In the film The Graduate, Walter Brooks famously gives Dustin Hoffman a one-word piece of career advice: "Plastics." At the risk of sounding similarly glib, let me nevertheless suggest a one-word answer to our multifaceted energy problems: electrification. The basic idea is very simple. Over the next few decades, government policies should advance the aim of replacing oil and most other liquid fuels with electricity. It should also ensure that the way we generate electricity gets steadily greener and more efficient. Since about three-quarters of our oil goes into our cars, this means favoring policies that will encourage phasing out the internal combustion engine in favor of the electric engine -- a direction in which many automakers are already headed. Electrification as a rallying cry for American energy policy isn't perfect, but in my view it's the best and perhaps only way to get us to a clean and secure energy future.

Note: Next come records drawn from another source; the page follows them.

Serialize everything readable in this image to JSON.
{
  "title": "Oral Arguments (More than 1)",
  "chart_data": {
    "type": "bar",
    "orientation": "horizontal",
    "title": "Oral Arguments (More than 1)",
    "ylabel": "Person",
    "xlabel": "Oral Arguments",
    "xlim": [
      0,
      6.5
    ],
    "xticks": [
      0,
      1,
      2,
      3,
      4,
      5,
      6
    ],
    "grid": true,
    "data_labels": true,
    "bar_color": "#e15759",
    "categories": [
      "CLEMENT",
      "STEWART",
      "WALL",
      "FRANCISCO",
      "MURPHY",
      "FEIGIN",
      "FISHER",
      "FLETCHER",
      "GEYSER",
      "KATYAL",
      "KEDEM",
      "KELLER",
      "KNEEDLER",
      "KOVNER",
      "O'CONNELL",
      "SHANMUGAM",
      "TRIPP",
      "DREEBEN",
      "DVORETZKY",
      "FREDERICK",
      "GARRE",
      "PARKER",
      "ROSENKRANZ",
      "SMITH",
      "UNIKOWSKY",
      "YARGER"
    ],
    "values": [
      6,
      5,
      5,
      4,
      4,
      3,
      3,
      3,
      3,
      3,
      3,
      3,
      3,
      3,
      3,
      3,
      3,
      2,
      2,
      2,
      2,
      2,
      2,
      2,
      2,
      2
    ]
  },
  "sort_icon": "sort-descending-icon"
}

More bad news for plug in transportation comes from Popular Mechanics recent article where they note Toyota representatives trying to put a damper on expectations for the plug in technology coming down the pike.

Toyota confirmed that its plug-in Prius is scheduled to go on sale as a 2010 model with an EV-only range of about 10 miles after testing on li-ion models begins with North American fleets in about a year. But amid conversations that favored compressed natural gas (CNG) as a more economical liquid fuel than ethanol and biodiesel, company executives and other alternative-energy experts made a concerted effort to bat back some of the excitement that PHEVs would dominate the market right away.


I notice that while Toyota want's to lower expectations of PHEV's dominating the market right away, they don't suggest that plug in's won't be the end game relative to personal and public transportation. I think that as consumers and voters, we need to put pressure on our representatives to make substantive debate on the electrification of transportation a priority in the next Congress and the next administration, regardless of who ends up being our next President.